Der "normale" Pressefotograf kommt mit drei Objektiven
aus: 12-24, 24-70 und 70-200 / 2,8 plus Blitz an D3 / D4.

Mein freier DPA-Kollege hat alles bis 600 mm … 2 x D4,
immer vom neuesten.

Ich hab 28-70, 80-200 und 300 / 2,8 an D300 + D700.
Für die Zeitung tut's auch meine P330, manchmal besser.

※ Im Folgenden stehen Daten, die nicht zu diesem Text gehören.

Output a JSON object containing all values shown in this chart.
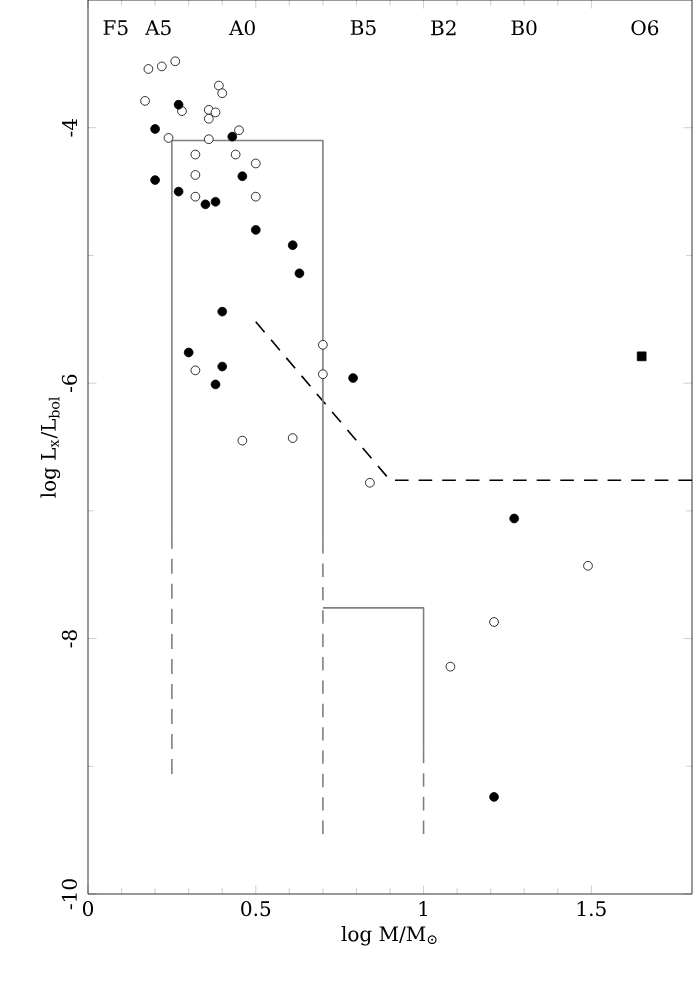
{
  "chart_data": {
    "type": "scatter",
    "xlabel": "log M/M$_{⊙}$",
    "ylabel": "log L$_{x}$/L$_{bol}$",
    "xlim": [
      0,
      1.8
    ],
    "ylim": [
      -10,
      -3
    ],
    "xticks": [
      0,
      0.5,
      1,
      1.5
    ],
    "yticks": [
      -10,
      -8,
      -6,
      -4
    ],
    "annotations": [
      "F5",
      "A5",
      "A0",
      "B5",
      "B2",
      "B0",
      "O6"
    ],
    "series": [
      {
        "marker": "circle",
        "color": "#ffffff",
        "x": [
          0.18,
          0.22,
          0.26,
          0.17,
          0.28,
          0.39,
          0.4,
          0.36,
          0.38,
          0.36,
          0.45,
          0.24,
          0.36,
          0.32,
          0.44,
          0.5,
          0.32,
          0.5,
          0.32,
          0.7,
          0.32,
          0.7,
          0.46,
          0.61,
          0.84,
          1.49,
          1.21,
          1.08
        ],
        "values": [
          -3.54,
          -3.52,
          -3.48,
          -3.79,
          -3.87,
          -3.67,
          -3.73,
          -3.86,
          -3.88,
          -3.93,
          -4.02,
          -4.08,
          -4.09,
          -4.21,
          -4.21,
          -4.28,
          -4.37,
          -4.54,
          -4.54,
          -5.7,
          -5.9,
          -5.93,
          -6.45,
          -6.43,
          -6.78,
          -7.43,
          -7.87,
          -8.22
        ]
      },
      {
        "marker": "circle",
        "color": "#000000",
        "x": [
          0.27,
          0.2,
          0.43,
          0.2,
          0.27,
          0.46,
          0.35,
          0.38,
          0.5,
          0.61,
          0.63,
          0.4,
          0.3,
          0.4,
          0.38,
          0.79,
          1.27,
          1.21
        ],
        "values": [
          -3.82,
          -4.01,
          -4.07,
          -4.41,
          -4.5,
          -4.38,
          -4.6,
          -4.58,
          -4.8,
          -4.92,
          -5.14,
          -5.44,
          -5.76,
          -5.87,
          -6.01,
          -5.96,
          -7.06,
          -9.24
        ]
      },
      {
        "marker": "square",
        "color": "#000000",
        "x": [
          1.65
        ],
        "values": [
          -5.79
        ]
      },
      {
        "type": "line",
        "line_style": "dashed",
        "marker": "none",
        "color": "#000000",
        "x": [
          0.5,
          0.9,
          1.8
        ],
        "values": [
          -5.52,
          -6.76,
          -6.76
        ]
      },
      {
        "type": "line",
        "line_style": "solid",
        "marker": "none",
        "color": "#808080",
        "x": [
          0.25,
          0.25,
          0.7,
          0.7
        ],
        "values": [
          -7.18,
          -4.1,
          -4.1,
          -7.23
        ]
      },
      {
        "type": "line",
        "line_style": "dashed",
        "marker": "none",
        "color": "#808080",
        "x": [
          0.25,
          0.25
        ],
        "values": [
          -7.18,
          -9.06
        ]
      },
      {
        "type": "line",
        "line_style": "dashed",
        "marker": "none",
        "color": "#808080",
        "x": [
          0.7,
          0.7
        ],
        "values": [
          -7.23,
          -9.53
        ]
      },
      {
        "type": "line",
        "line_style": "solid",
        "marker": "none",
        "color": "#808080",
        "x": [
          0.7,
          1.0,
          1.0
        ],
        "values": [
          -7.76,
          -7.76,
          -8.87
        ]
      },
      {
        "type": "line",
        "line_style": "dashed",
        "marker": "none",
        "color": "#808080",
        "x": [
          1.0,
          1.0
        ],
        "values": [
          -8.87,
          -9.53
        ]
      }
    ]
  }
}
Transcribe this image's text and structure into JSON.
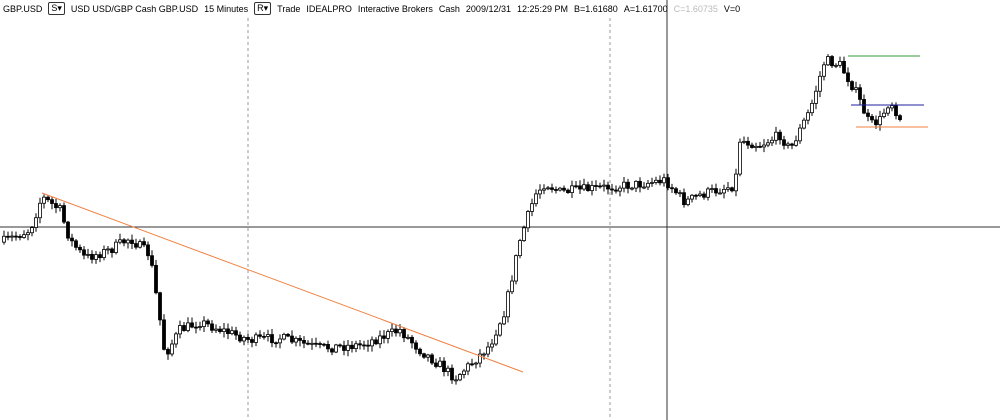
{
  "header": {
    "symbol": "GBP.USD",
    "s_button": "S▾",
    "description": "USD USD/GBP Cash GBP.USD",
    "interval": "15 Minutes",
    "r_button": "R▾",
    "mode": "Trade",
    "exchange": "IDEALPRO",
    "broker": "Interactive Brokers",
    "asset": "Cash",
    "date": "2009/12/31",
    "time": "12:25:29 PM",
    "bid": "B=1.61680",
    "ask": "A=1.61700",
    "close": "C=1.60735",
    "volume": "V=0"
  }
}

Das Problem ist aber nicht die Qualität der Ausrüstung,
sondern die der Auftraggeber. :heul:

Die festangestellten Bildredakteure meiner Redaktion, die
man alle an ihrer Bildsprache (!) unterscheiden konnte,
sind entweder in den Vorruhestand entsorgt oder in eine
Sub-Gesellschaft (vulgo: Foto-Pool) ausgelagert worden.
Die schickt jetzt die Fotografen munter kreuz und quer
durch die Lande, weshalb so etwas wie Vertrautheit mit
dem Sujet kaum mehr möglich ist – heute hier, morgen da.
Hauptsache billig, was der Nachwuchs nicht kapiert, der
sich für einen Tagesatz von 125 Euro plus km-Geld durch
die Gegend hetzen läßt – natürlich mit eigenem Geraffel.

Selbst die großen Magazine wie Spiegel etc. zahlen heute
nur noch einen Tagessatz von max. 400 Euro, verlangen
aber eine Spitzen-Ausrüstung und exzellente Bilder.
Wie soll das gehen bei 6000 Euro nur für eine D4S?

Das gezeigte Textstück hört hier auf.